RTBF, chronique littérature, Sophie Creuz, vendredi 13 novembre 2020


C’est un très court récit que Sophie Creuz nous propose, Ce genre de petites choses de Claire Keegan, un roman de quelques pages seulement mais que vous n’oublierez pas. Un de ceux qui s’installent en nous comme s’il avait creusé son espace pour y être déposé.

L’art d’écrire des choses courtes mais pleines

Claire Keegan est une auteur irlandaise qui a l’art d’écrire des choses courtes mais pleines. Elle nous avait donné entre autres, « Les Trois lumières », le récit tout simple d’une enfant qu’un père brutal dépose chez de lointains voisins, le temps que sa femme accouche. Ce qui partait mal pour cette petite fille allait devenir un été merveilleux grâce à la bienveillance de gens simples, peu bavards, qu’on devinait meurtris mais qui se réparaient avec cette enfant. Rien n’était dit et tout était dit.

Dans ce nouveau roman, il est à nouveau question d’enfant et de réparation, et de grandes douleurs et de grandes bontés. Et nous avons bien besoin de romans comme ceux-là, qui aident à tenir le coup et à reprendre confiance.

Percevoir les silences et les regards qui échappent

Claire Keegan nous emmène à nouveau en Irlande, mais cette fois à l’approche de Noël. Nous suivons Bill, marchand de charbon qui est toute la journée sur les routes avec son camion. C’est un très brave homme, père de cinq filles, marié à Eileen. Ils ne sont pas riches et tout est compté. Et Bill a du mérite car il est le fils illégitime d’une servante. Vous devinez qu’il y a là un petit côté Dickens, sauf que chez Claire Keegan vous ne trouverez pas les grandes orgues de la destinée, non, nous suivons calmement une mélodie en sourdine. Et c’est là tout son art, celui de percevoir les silences, de capter ce que chacun voit, pense ou ressent, sans le dire. Elle décrit le pas rapide de qui n’a pas envie de parler, les regards qui échappent, la honte qui pèse, les petites phrases qu’on dit à regret, les confessions qu’on ne fait pas.

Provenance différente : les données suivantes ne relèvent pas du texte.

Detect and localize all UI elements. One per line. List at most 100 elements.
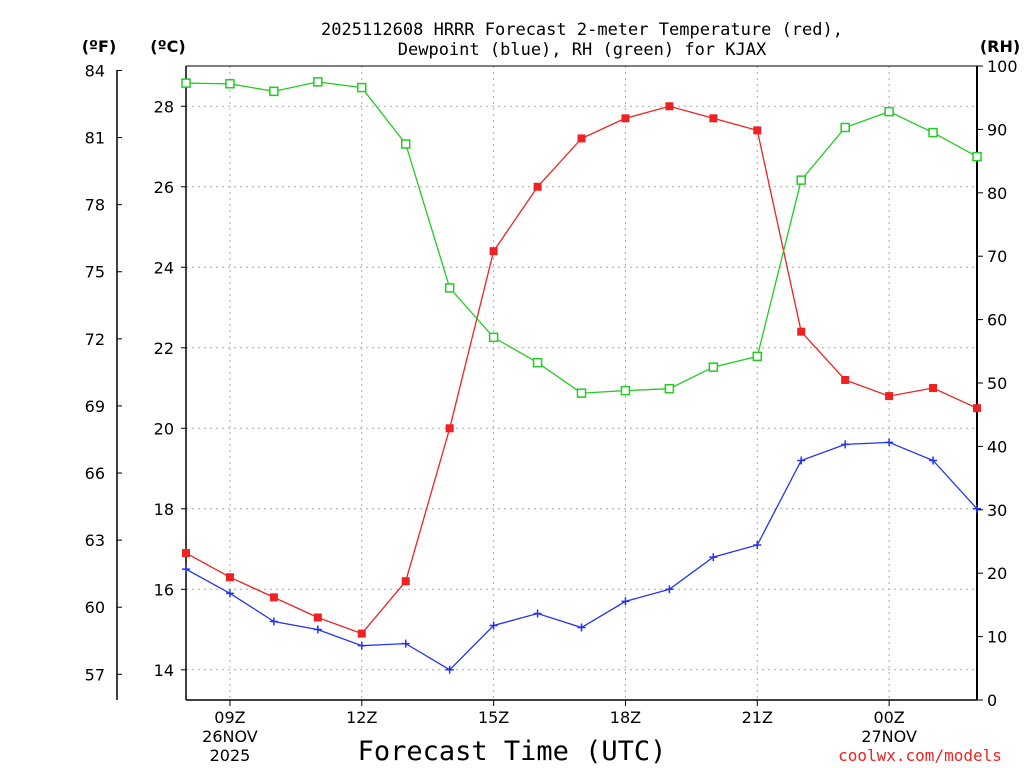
dewpoint-point	[577, 623, 586, 632]
celsius-tick-label: 20	[154, 419, 174, 438]
fahrenheit-tick-label: 69	[85, 397, 105, 416]
fahrenheit-tick-label: 84	[85, 61, 105, 80]
tick-labels: 57 60 63 66 69 72 75 78 81 84 14 16 18 20 22 24 26 28 0 10 2…	[85, 57, 1018, 765]
dewpoint-point	[841, 440, 850, 449]
rh-point	[620, 385, 631, 396]
rh-point	[532, 357, 543, 368]
dewpoint-point	[313, 625, 322, 634]
rh-point	[796, 175, 806, 185]
rh-tick-label: 50	[987, 374, 1007, 393]
rh-point	[269, 86, 279, 97]
temperature-point	[665, 102, 674, 111]
rh-point	[576, 388, 587, 398]
x-tick-label: 12Z	[346, 708, 377, 727]
rh-point	[313, 77, 323, 87]
temperature-point	[489, 247, 498, 256]
temperature-point	[797, 327, 806, 336]
rh-tick-label: 10	[987, 628, 1007, 647]
fahrenheit-tick-label: 75	[85, 263, 105, 282]
chart-title-line1: 2025112608 HRRR Forecast 2-meter Tempera…	[321, 20, 843, 40]
fahrenheit-unit-label: (ºF)	[82, 37, 117, 56]
axes	[116, 65, 983, 706]
rh-point	[752, 351, 763, 362]
rh-tick-label: 90	[987, 120, 1007, 139]
x-tick-label: 18Z	[610, 708, 641, 727]
rh-point	[444, 283, 455, 293]
rh-point	[928, 127, 938, 138]
rh-point	[840, 122, 850, 133]
celsius-tick-label: 26	[154, 178, 174, 197]
rh-point	[972, 151, 982, 162]
temperature-point	[577, 134, 586, 143]
rh-tick-label: 30	[987, 501, 1007, 520]
rh-tick-label: 80	[987, 184, 1007, 203]
rh-tick-label: 60	[987, 311, 1007, 330]
x-tick-label: 21Z	[742, 708, 773, 727]
x-axis-label: Forecast Time (UTC)	[358, 736, 667, 767]
celsius-unit-label: (ºC)	[150, 37, 185, 56]
rh-point	[488, 332, 499, 343]
x-tick-label: 15Z	[478, 708, 509, 727]
rh-point	[181, 78, 191, 88]
fahrenheit-tick-label: 57	[85, 665, 105, 684]
temperature-point	[753, 126, 762, 135]
temperature-point	[269, 593, 278, 602]
rh-tick-label: 40	[987, 437, 1007, 456]
celsius-tick-label: 28	[154, 97, 174, 116]
temperature-point	[225, 573, 234, 582]
celsius-tick-label: 14	[154, 661, 174, 680]
dewpoint-point	[797, 456, 806, 465]
dewpoint-point	[665, 585, 674, 594]
rh-tick-label: 100	[987, 57, 1018, 76]
fahrenheit-tick-label: 78	[85, 196, 105, 215]
temperature-point	[841, 375, 850, 384]
temperature-point	[182, 549, 190, 558]
temperature-point	[885, 392, 894, 401]
dewpoint-point	[973, 504, 981, 513]
rh-point	[664, 383, 675, 394]
fahrenheit-tick-label: 66	[85, 464, 105, 483]
x-tick-year-label: 2025	[210, 746, 251, 765]
fahrenheit-tick-label: 63	[85, 531, 105, 550]
celsius-tick-label: 16	[154, 580, 174, 599]
celsius-tick-label: 18	[154, 500, 174, 519]
dewpoint-point	[269, 617, 278, 626]
dewpoint-point	[401, 639, 410, 648]
series	[181, 77, 982, 674]
dewpoint-point	[489, 621, 498, 630]
dewpoint-point	[357, 641, 366, 650]
temperature-point	[621, 114, 630, 123]
dewpoint-point	[445, 665, 454, 674]
rh-unit-label: (RH)	[980, 37, 1020, 56]
temperature-point	[357, 629, 366, 638]
rh-point	[357, 82, 367, 93]
rh-tick-label: 70	[987, 247, 1007, 266]
chart-title-line2: Dewpoint (blue), RH (green) for KJAX	[398, 40, 767, 60]
dewpoint-point	[709, 553, 718, 562]
dewpoint-point	[225, 589, 234, 598]
x-tick-date-label: 27NOV	[861, 727, 917, 746]
dewpoint-point	[621, 597, 630, 606]
fahrenheit-tick-label: 72	[85, 330, 105, 349]
temperature-point	[445, 424, 454, 433]
temperature-point	[709, 114, 718, 123]
dewpoint-point	[533, 609, 542, 618]
fahrenheit-tick-label: 60	[85, 598, 105, 617]
celsius-tick-label: 22	[154, 339, 174, 358]
rh-tick-label: 0	[987, 691, 997, 710]
rh-point	[708, 362, 719, 372]
x-tick-label: 00Z	[873, 708, 904, 727]
temperature-point	[313, 613, 322, 622]
dewpoint-point	[885, 438, 894, 447]
rh-tick-label: 20	[987, 564, 1007, 583]
watermark: coolwx.com/models	[838, 746, 1002, 765]
rh-point	[884, 106, 894, 117]
dewpoint-point	[182, 565, 190, 574]
x-tick-date-label: 26NOV	[202, 727, 258, 746]
dewpoint-point	[929, 456, 938, 465]
fahrenheit-tick-label: 81	[85, 129, 105, 148]
rh-point	[225, 79, 235, 89]
temperature-point	[533, 182, 542, 191]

Ce genre de petites choses qui produisent des merveilles de livre. C’est une auteure qui sait rattraper le destin par la manche. Nous sommes à la veille de Noël, et ceci pourrait être un conte d’Andersen si ce n’est que Claire Keegan n’est pas cruelle, elle ne va pas laisser brûler toutes les allumettes, elle va intervenir avant ! Imaginez dans le fond du décor l’austère bâtisse de ces horribles bonnes sœurs irlandaises, pas bonnes du tout, qui pendant des décennies ont brisé des filles-mères comme on disait alors, les ont privées de leur enfant et réduites en esclavage. Mais Bill le charbonnier, le brave homme devine ce que tout le monde, à mi-voix lui demande d’oublier. Il ne va pas oublier ce qu’il a vu en allant livrer le charbon un dimanche matin à l’aube. Il y a des choses que l’on fait parce qu’elles doivent être faites comme il y a des livres que l’on écrit parce qu’ils le demandent. Sans un mot de trop, sans émotion appuyée, tout en pudeur, comme cet homme, ce livre répare, à sa manière, des vies perdues.

On ne peut que remercier l’éditrice française de Claire Keegan, Sabine Wespieser qui nous fait découvrir de grands auteurs dans sa collection de livres toujours choisis avec soin. Des auteurs qui souvent entendent ce qui se tait chez des êtres dont la parole n’est pas l’usage mais qui en font un bien meilleur usage que beaucoup d’autres.

« Ce genre de petites choses » de Claire Keegan paraît chez Sabine Wespieser.